One thing has completely destroyed me
He told me he had a conversation with Lemon over the weekend and it was very clear that she despises me.

Oh and "You may get the girls now I am so useless it wont take him long to get them taken away from me"

My lawyer isnt coming back to me *grrr* so if anyone knows of one - pls mail me?
tdaniels@gencapital.co.za

Thursday, December 3, 2009

Am I losing my mind??

So once again things at home are not that great.
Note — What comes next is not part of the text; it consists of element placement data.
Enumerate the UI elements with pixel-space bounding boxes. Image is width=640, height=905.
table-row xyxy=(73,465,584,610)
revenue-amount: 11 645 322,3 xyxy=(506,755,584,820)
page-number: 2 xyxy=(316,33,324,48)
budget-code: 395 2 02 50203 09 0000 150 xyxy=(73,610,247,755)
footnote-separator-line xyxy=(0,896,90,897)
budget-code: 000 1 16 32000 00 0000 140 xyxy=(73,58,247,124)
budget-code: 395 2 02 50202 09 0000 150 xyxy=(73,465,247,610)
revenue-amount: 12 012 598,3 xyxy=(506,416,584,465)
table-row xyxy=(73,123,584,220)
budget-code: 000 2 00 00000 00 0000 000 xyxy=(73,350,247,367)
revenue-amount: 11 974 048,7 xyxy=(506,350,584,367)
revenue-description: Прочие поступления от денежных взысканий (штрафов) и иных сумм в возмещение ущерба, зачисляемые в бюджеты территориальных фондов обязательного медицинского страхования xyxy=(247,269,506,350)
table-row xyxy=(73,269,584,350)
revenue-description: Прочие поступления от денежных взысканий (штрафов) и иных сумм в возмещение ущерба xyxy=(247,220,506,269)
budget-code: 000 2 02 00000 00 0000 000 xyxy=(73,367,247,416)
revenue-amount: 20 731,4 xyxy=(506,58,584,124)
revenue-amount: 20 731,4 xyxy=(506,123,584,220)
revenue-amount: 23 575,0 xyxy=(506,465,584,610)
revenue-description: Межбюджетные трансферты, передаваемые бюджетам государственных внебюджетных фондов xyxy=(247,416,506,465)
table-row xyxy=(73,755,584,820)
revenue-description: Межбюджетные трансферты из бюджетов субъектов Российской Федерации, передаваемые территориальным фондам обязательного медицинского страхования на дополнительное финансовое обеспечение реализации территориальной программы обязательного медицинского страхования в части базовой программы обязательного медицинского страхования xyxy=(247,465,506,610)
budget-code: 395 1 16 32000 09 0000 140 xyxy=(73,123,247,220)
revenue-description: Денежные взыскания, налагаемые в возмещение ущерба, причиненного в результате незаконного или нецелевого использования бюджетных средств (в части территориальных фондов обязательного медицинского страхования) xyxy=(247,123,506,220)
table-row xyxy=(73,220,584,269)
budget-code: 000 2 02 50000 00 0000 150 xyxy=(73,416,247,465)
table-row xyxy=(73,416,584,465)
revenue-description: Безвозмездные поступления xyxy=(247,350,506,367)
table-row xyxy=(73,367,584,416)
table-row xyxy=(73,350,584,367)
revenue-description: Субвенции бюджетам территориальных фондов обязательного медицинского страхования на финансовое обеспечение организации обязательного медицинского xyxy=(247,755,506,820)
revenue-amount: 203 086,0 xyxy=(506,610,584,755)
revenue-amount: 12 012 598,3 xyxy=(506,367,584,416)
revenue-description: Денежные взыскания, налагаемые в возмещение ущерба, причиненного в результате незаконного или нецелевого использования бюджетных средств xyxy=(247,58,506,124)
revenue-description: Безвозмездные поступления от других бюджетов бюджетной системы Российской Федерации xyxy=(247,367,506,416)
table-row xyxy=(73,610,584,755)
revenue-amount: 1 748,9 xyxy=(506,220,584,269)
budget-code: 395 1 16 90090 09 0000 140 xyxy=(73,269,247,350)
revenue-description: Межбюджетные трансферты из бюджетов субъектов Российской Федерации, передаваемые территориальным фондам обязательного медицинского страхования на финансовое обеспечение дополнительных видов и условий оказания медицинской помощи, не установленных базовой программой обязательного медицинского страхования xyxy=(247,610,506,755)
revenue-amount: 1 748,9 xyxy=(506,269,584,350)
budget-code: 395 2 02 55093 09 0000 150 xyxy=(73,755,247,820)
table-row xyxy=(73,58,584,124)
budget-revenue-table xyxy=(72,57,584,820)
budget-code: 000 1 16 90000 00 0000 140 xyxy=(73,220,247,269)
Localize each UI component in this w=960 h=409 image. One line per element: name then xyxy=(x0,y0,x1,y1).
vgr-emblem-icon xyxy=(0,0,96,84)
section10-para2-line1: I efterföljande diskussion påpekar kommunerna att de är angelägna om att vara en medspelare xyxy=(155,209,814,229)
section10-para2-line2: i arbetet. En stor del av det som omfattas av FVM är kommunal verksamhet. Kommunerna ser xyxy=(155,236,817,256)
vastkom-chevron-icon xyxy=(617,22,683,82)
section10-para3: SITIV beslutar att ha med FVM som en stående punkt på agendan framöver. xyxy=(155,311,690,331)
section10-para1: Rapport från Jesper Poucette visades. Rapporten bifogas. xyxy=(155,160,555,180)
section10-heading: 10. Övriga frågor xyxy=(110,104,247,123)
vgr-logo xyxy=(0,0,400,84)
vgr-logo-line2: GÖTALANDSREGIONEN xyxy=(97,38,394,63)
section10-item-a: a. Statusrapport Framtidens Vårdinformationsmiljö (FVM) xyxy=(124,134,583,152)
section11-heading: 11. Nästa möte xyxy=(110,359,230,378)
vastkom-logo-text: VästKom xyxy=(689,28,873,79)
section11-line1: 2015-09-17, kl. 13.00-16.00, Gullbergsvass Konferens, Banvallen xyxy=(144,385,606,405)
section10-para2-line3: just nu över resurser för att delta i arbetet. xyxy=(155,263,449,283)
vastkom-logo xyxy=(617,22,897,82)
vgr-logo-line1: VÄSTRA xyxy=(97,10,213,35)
Last week Thursday J and I have a huge argument on the way to work. He tells me he's had enough, he wants out and I need to call my lawyer.
After I drop him off I was speaking to my mom, asking her what I should do. Wishing she was here as she was so great to speak to.
Not even 20 mins after I get to work my lawyer calls. Now I havent spoken to my lawyer since my mom went into hospital. He says he wants to draw up the summons..what must he do?
I honestly took that as a sign?

So it all ends up with J packing his stuff on Saturday and telling me he is leaving by the end of this week.
I dont cry
I dont beg
I dont plead
The only thing I ask is that he allows me to please keep the house as rental anywhere else will be more or less the same....and at least the girls won't be uprooted too much.
He says I can keep the house, but if I buy it at market value? So bang goes that idea as I honestly wont be able to afford that. So I will have to rent somewhere.

Then this is where I question my sanity.
He can not understand why I am wanting to leave him.
Why I am wanting to "destroy" the girls lives, mine and his by getting a divorce.
He says that I am the reason for the breakdown of our marriage and that I have a chip on my shoulder that prevents me from being happy.
I think back over what I have had to put up with...what I have been through..and I can't fathom how on earth he feels justified having treated me like he has? Surely its not normal?

Those that have read here regularly will know what I have had to put up with, honestly.....surely I'm not the crazy one??